Daily Thunder Rumblings – 16 June 2017


Enes Kanter thinks Russell Westbrook will finish out his career in Oklahoma City: “Enes Kanter has been very outspoken this summer, but this time it was about Russell Westbrook. In an interview with SI.com published Thursday, the Thunder center said he thinks Westbrook, who isn’t a free agent this summer but is eligible for the Designated Veteran Player Exception contract which would keep him in Oklahoma City an additional five years, will stay with the Thunder his entire career. “One thing I saw about him is he’s a loyal guy,” Kanter said. “I understand he’s from L.A., he loves L.A., he goes to L.A. every summer, but he’s a loyal player. “I think he’s gonna finish his career in Oklahoma City.”

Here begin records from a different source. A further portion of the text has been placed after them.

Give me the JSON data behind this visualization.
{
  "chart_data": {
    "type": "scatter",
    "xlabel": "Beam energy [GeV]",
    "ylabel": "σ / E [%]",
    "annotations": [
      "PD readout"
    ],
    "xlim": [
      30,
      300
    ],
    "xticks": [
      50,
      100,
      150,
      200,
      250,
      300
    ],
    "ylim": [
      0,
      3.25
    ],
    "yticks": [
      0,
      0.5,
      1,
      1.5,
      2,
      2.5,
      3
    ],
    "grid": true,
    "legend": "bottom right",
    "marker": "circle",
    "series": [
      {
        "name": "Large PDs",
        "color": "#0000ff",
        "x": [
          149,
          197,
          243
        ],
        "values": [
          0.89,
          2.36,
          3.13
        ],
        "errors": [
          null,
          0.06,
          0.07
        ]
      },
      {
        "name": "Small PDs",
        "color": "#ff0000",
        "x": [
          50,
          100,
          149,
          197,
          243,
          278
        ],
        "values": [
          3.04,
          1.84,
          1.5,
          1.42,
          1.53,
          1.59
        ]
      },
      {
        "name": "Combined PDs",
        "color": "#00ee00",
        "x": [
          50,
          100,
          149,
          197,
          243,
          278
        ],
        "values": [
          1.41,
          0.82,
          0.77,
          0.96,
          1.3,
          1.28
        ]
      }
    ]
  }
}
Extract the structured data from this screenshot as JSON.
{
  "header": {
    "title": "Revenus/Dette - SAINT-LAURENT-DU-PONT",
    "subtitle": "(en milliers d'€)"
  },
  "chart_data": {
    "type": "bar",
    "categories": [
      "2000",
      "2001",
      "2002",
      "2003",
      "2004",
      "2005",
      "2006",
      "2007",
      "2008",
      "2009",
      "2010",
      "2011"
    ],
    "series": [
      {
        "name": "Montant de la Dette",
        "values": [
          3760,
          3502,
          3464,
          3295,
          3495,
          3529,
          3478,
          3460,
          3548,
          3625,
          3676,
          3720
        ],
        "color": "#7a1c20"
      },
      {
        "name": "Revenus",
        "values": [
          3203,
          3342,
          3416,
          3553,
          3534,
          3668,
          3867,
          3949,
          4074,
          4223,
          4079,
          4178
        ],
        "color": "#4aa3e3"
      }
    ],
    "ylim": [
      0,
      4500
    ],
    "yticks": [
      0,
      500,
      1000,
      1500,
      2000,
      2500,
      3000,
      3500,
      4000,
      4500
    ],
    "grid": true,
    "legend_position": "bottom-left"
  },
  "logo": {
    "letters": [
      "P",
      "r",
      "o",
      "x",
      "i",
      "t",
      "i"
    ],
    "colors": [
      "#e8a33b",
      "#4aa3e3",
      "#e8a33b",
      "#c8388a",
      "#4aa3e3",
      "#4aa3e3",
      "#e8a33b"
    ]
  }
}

In the midst of a Jerry West to LA Clippers article, we start to see the bread crumb-like rumors of Blake Griffin possibly going to Oklahoma City: “Paul also has plans to talk with the Houston Rockets and Denver Nuggets, one executive said. Griffin can sign a five-year deal worth $175 million with L.A., or sign a four-year deal worth $130 million with another team. The Boston Celtics and Oklahoma City Thunder are two teams that will make a bid for Griffin, according to several executives.”

The Thunder Buddies podcast looks at what a Kevin Durant title says about the Thunder.

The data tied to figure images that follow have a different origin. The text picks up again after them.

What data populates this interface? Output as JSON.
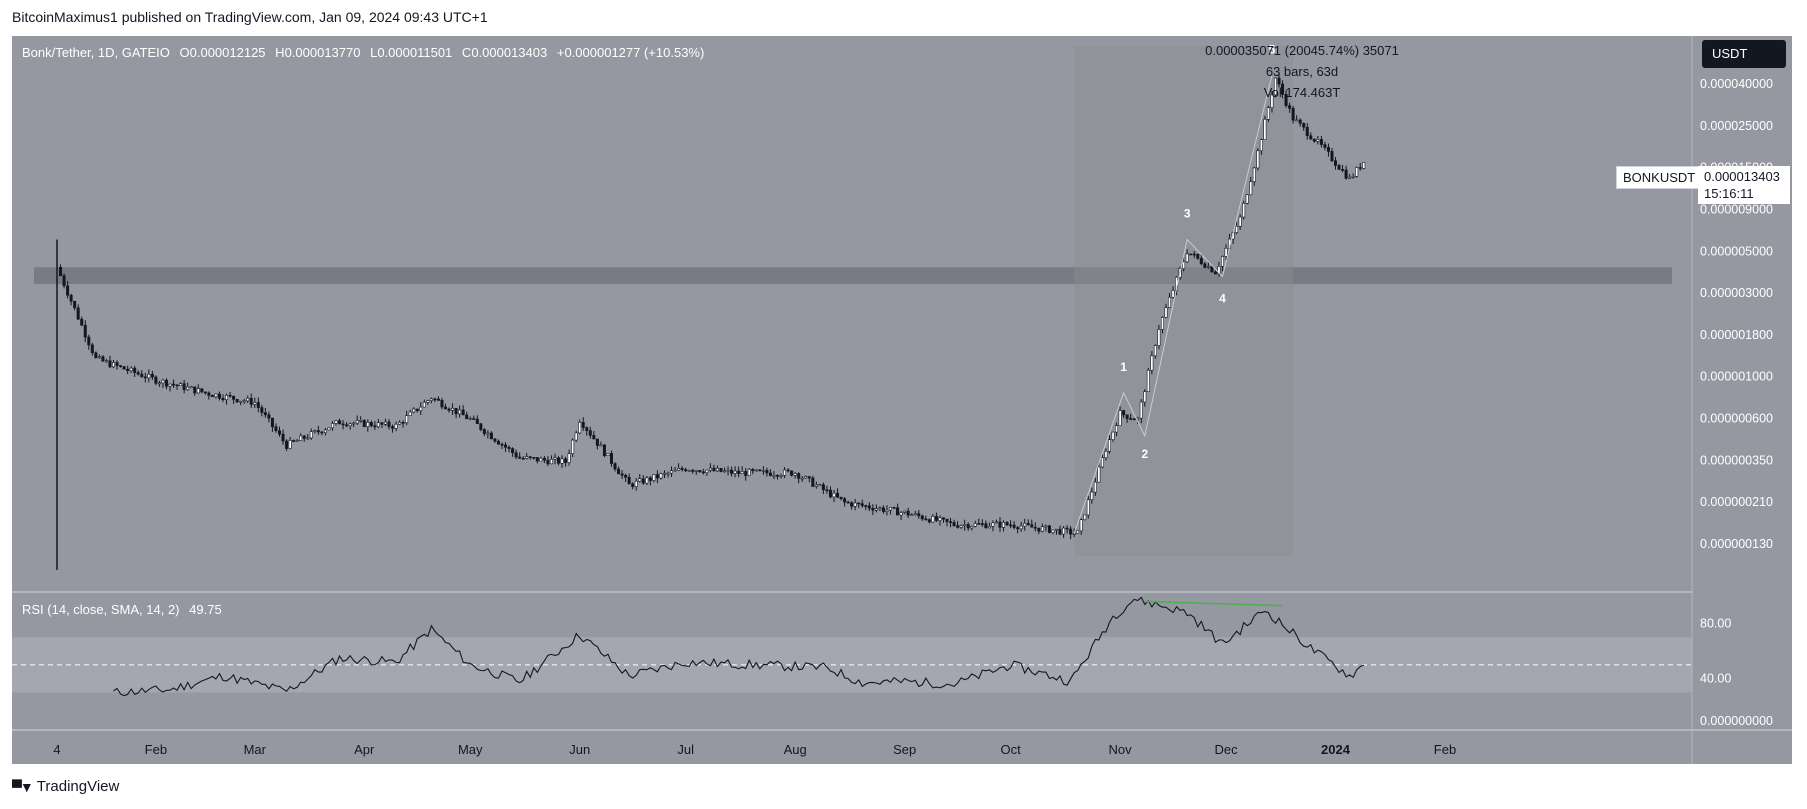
{
  "publisher": "BitcoinMaximus1 published on TradingView.com, Jan 09, 2024 09:43 UTC+1",
  "legend": {
    "symbol": "Bonk/Tether, 1D, GATEIO",
    "o_label": "O",
    "o": "0.000012125",
    "h_label": "H",
    "h": "0.000013770",
    "l_label": "L",
    "l": "0.000011501",
    "c_label": "C",
    "c": "0.000013403",
    "change": "+0.000001277 (+10.53%)"
  },
  "measure": {
    "line1": "0.000035071 (20045.74%) 35071",
    "line2": "63 bars, 63d",
    "line3": "Vol 174.463T"
  },
  "currency_button": "USDT",
  "ticker_tag": "BONKUSDT",
  "price_tag": {
    "price": "0.000013403",
    "countdown": "15:16:11"
  },
  "rsi_legend": {
    "label": "RSI (14, close, SMA, 14, 2)",
    "value": "49.75"
  },
  "brand": "TradingView",
  "colors": {
    "background": "#9598a1",
    "candle": "#131722",
    "rsi_line": "#131722",
    "divergence": "#4caf50",
    "resistance": "#6f7279"
  },
  "chart_data": {
    "type": "candlestick",
    "price_scale": "log",
    "price_axis_labels": [
      "0.000040000",
      "0.000025000",
      "0.000015000",
      "0.000009000",
      "0.000005000",
      "0.000003000",
      "0.000001800",
      "0.000001000",
      "0.000000600",
      "0.000000350",
      "0.000000210",
      "0.000000130"
    ],
    "rsi_axis_labels": [
      "80.00",
      "40.00"
    ],
    "lower_axis_label": "0.000000000",
    "time_axis_labels": [
      "4",
      "Feb",
      "Mar",
      "Apr",
      "May",
      "Jun",
      "Jul",
      "Aug",
      "Sep",
      "Oct",
      "Nov",
      "Dec",
      "2024",
      "Feb"
    ],
    "wave_labels": [
      "1",
      "2",
      "3",
      "4",
      "5"
    ],
    "resistance_zone": [
      3.3e-06,
      4e-06
    ],
    "rsi_band": [
      30,
      70
    ],
    "rsi_midline": 50,
    "series": [
      {
        "date": "2023-01-04",
        "close": 4e-06
      },
      {
        "date": "2023-01-15",
        "close": 1.4e-06
      },
      {
        "date": "2023-02-01",
        "close": 1.1e-06
      },
      {
        "date": "2023-02-15",
        "close": 9.5e-07
      },
      {
        "date": "2023-03-01",
        "close": 8.5e-07
      },
      {
        "date": "2023-03-10",
        "close": 5.2e-07
      },
      {
        "date": "2023-03-25",
        "close": 6.8e-07
      },
      {
        "date": "2023-04-10",
        "close": 6.5e-07
      },
      {
        "date": "2023-04-20",
        "close": 9e-07
      },
      {
        "date": "2023-05-01",
        "close": 7e-07
      },
      {
        "date": "2023-05-15",
        "close": 4.5e-07
      },
      {
        "date": "2023-05-28",
        "close": 4.3e-07
      },
      {
        "date": "2023-06-01",
        "close": 7e-07
      },
      {
        "date": "2023-06-15",
        "close": 3.3e-07
      },
      {
        "date": "2023-07-01",
        "close": 4e-07
      },
      {
        "date": "2023-07-15",
        "close": 3.8e-07
      },
      {
        "date": "2023-08-01",
        "close": 3.8e-07
      },
      {
        "date": "2023-08-15",
        "close": 2.7e-07
      },
      {
        "date": "2023-09-01",
        "close": 2.4e-07
      },
      {
        "date": "2023-09-15",
        "close": 2.1e-07
      },
      {
        "date": "2023-10-01",
        "close": 2.1e-07
      },
      {
        "date": "2023-10-20",
        "close": 1.9e-07
      },
      {
        "date": "2023-10-28",
        "close": 5e-07
      },
      {
        "date": "2023-11-01",
        "close": 7.5e-07
      },
      {
        "date": "2023-11-06",
        "close": 7e-07
      },
      {
        "date": "2023-11-12",
        "close": 2e-06
      },
      {
        "date": "2023-11-20",
        "close": 4.8e-06
      },
      {
        "date": "2023-11-28",
        "close": 3.8e-06
      },
      {
        "date": "2023-12-05",
        "close": 7e-06
      },
      {
        "date": "2023-12-10",
        "close": 1.5e-05
      },
      {
        "date": "2023-12-15",
        "close": 3.5e-05
      },
      {
        "date": "2023-12-20",
        "close": 2.2e-05
      },
      {
        "date": "2023-12-28",
        "close": 1.6e-05
      },
      {
        "date": "2024-01-05",
        "close": 1.1e-05
      },
      {
        "date": "2024-01-09",
        "close": 1.3403e-05
      }
    ],
    "rsi": [
      {
        "date": "2023-01-20",
        "value": 30
      },
      {
        "date": "2023-02-05",
        "value": 32
      },
      {
        "date": "2023-02-20",
        "value": 42
      },
      {
        "date": "2023-03-10",
        "value": 31
      },
      {
        "date": "2023-03-25",
        "value": 55
      },
      {
        "date": "2023-04-10",
        "value": 52
      },
      {
        "date": "2023-04-20",
        "value": 76
      },
      {
        "date": "2023-05-01",
        "value": 50
      },
      {
        "date": "2023-05-15",
        "value": 38
      },
      {
        "date": "2023-06-01",
        "value": 72
      },
      {
        "date": "2023-06-15",
        "value": 42
      },
      {
        "date": "2023-07-01",
        "value": 52
      },
      {
        "date": "2023-07-20",
        "value": 50
      },
      {
        "date": "2023-08-10",
        "value": 48
      },
      {
        "date": "2023-08-20",
        "value": 37
      },
      {
        "date": "2023-09-01",
        "value": 38
      },
      {
        "date": "2023-09-15",
        "value": 36
      },
      {
        "date": "2023-10-01",
        "value": 50
      },
      {
        "date": "2023-10-18",
        "value": 38
      },
      {
        "date": "2023-10-30",
        "value": 85
      },
      {
        "date": "2023-11-05",
        "value": 98
      },
      {
        "date": "2023-11-20",
        "value": 88
      },
      {
        "date": "2023-11-30",
        "value": 65
      },
      {
        "date": "2023-12-12",
        "value": 90
      },
      {
        "date": "2023-12-25",
        "value": 62
      },
      {
        "date": "2024-01-05",
        "value": 42
      },
      {
        "date": "2024-01-09",
        "value": 49.75
      }
    ],
    "divergence_line": [
      {
        "date": "2023-11-08",
        "value": 96
      },
      {
        "date": "2023-12-17",
        "value": 93
      }
    ]
  }
}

Erik Horne looks at draft prospect Semi Ojeleye: “While Ojeleye has had an elite body since being named 2013 Parade Magazine National Player of the Year as a senior in Ottawa, Kan., he wasn’t a hit at the onset of his collegiate career. Ojeleye started at Duke and played 17 games as a freshman in 2013-14, but played only six as a sophomore before transferring. He sat out the 2015-16 season and his first semester at SMU this season before winning American Athletic Conference Player of the Year with the Mustangs as a junior. SMU played the 93rd-best schedule in the NCAA last season, which raises questions about the jump in competition for Ojeleye from a non-Power 5 conference to the NBA. But what’s unquestionable is Ojeleye’s offensive efficiency during the 2016-17 campaign.”

Enes Kanter: Game recognize game.

Fred Katz on the Thunder not needing to keep the 21st pick: “Oklahoma City is scheduled to go 21st come June 22’s NBA Draft. But there’s a chance it may never make its pick. The Thunder could end up trading out of the first round altogether, holding onto their first-rounder just in case someone high on their draft board slips to them but then dealing it come their time to select. They would hope to bring back a future first-rounder and a 2017 second in the hypothetical exchange. Of course, the NBA doesn’t allow teams to go two years without a first-round pick, and the Thunder have already dealt their 2018 first-rounder to Utah and another future first-rounder to Philadelphia. So, if OKC decided to flip its first-rounder, it would likely have to come to a deal in principle before making the pick and then select on behalf of its trade partner come its turn, a not unusual procedure. The trade would be consummated some time after the selection. Why is this a possibility? It comes back to money.”

Enes, what are your feelings on Kevin Durant going to the Warriors.

If living in a home once owned by Thunder assistant coach Maurice Cheeks is on your bucket list, it’s time to get your checkbook out: “The luxurious one-time home of former Philadelphia 76ers point guard and head coach Maurice Cheeks, a leading member of the team’s 1983 championship roster, has hit the market on the Main Line. Sold by Cheeks in 1993, the Wynnewood home 1121 Remington Road was recently listed with Coldwell Banker Preferred at an asking price of $1,575,000.”

Rumble visited Alex Abrines yesterday.

Former NBA commissioner David Stern discussed the Sonics’ move with former Sonics reporter Nunyo Demasio: “When asked about the team’s transition in ownership from Howard Schultz to Clay Bennett, Stern said Schultz was surprised by how hard it was to sell tickets. “He’s a great marketer, but he wasn’t selling a lot of tickets in Seattle, and he sold the team. And Clay Bennett bought it; Howard made a good profit.” And once Bennett had the team, Stern noted “he couldn’t get a building done. He hired lobbyists — he did all kinds of things, and it didn’t work.”